Chengdu Wuhou Shrine
成都武侯祠博物馆
Address: 231 Wuhou Temple Road, Chengdu, Sichuan Province
Website: http://www.wuhouci.net.cn (Chinese)
Hours: 8:00-20:00, 1 May - 31 October (No admission after 19:30)
8:00-18:30, 1 November - 30 April (No admission after 17:30)
Closed days: Closed on Monday (except for national holidays)
Ticket booking: 028-85535951
General admission: 60 yuan
“Though not born on the same day of the same month in the same year, we hope to die so.” The sentiment of Liu Bei, Guan Yu and Zhang Fei comes from the Oath of the Peach Garden, an event in the historical novel Romance of the Three Kingdoms. Though it is considered a fictional story, the three men historically were as close as brothers. At the Sworn Brotherhood Shrine of Chengdu Wuhou Shrine, you can learn more about the three brothers.
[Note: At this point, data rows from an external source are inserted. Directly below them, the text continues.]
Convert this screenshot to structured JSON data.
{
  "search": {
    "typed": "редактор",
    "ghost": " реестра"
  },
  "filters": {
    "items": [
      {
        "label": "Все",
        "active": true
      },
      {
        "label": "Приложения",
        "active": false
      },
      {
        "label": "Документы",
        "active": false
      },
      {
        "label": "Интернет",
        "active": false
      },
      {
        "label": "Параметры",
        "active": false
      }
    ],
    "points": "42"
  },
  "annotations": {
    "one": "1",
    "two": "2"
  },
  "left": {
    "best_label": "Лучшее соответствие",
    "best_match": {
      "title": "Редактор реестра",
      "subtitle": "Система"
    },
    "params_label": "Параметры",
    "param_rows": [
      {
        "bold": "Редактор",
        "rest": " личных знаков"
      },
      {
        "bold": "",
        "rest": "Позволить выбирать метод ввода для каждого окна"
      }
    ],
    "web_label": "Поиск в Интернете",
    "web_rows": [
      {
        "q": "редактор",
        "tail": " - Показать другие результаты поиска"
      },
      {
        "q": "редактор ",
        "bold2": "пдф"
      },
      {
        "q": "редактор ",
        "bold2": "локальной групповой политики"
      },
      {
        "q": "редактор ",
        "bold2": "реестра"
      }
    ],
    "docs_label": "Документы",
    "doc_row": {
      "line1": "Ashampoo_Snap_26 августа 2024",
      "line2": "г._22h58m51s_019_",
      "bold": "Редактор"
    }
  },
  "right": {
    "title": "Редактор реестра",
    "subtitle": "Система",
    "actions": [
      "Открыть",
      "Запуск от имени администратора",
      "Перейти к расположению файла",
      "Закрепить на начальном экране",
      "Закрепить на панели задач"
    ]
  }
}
Wuhou Shrine, located in the south of Chengdu, covers an area of about 150,000 square meters. It has always been reputed as "the sacred land of the Three Kingdoms (220-280)". The temple was originally built in 221 as the shrine for the founding emperor of the Shu Kingdom (221-263) Liu Bei (r. 221-223), since he had chosen the location as the very place of his future mausoleum. More than a thousand years later, during the Ming Dynasty, the shrine for commemorating one of Liu's loyal subject ministers, counselor-in-chief Zhuge Liang (181-234), was moved here. Chengdu Wuhou Shrine is the only place in China built as one temple in honor of both an emperor and his minister. A prominent mandarin of the Shu Kingdom, Zhuge Liang, was granted the title of “Marquis of Wu County (Wuxiang hou)” in his lifetime and the posthumous title of “Marquis of Loyalty and Martialness (Zhongwu hou)”, so the temple of Zhuge Liang was respectfully named "Wuhou Shrine".
The temple is now divided into an area for cultural relics including the Zhaolie Temple (the shrine to commemorate Liu Bei whose reign name was Zhaolie, or Manifest Achievements), the Wuhou Temple and the Sworn Brotherhood Shrine, a park with ponds, rock sculptures and willow trees and Brocade Street, known as Jinli (Brocade neighborhood), the arts, crafts and snacks street adjacent to the temple.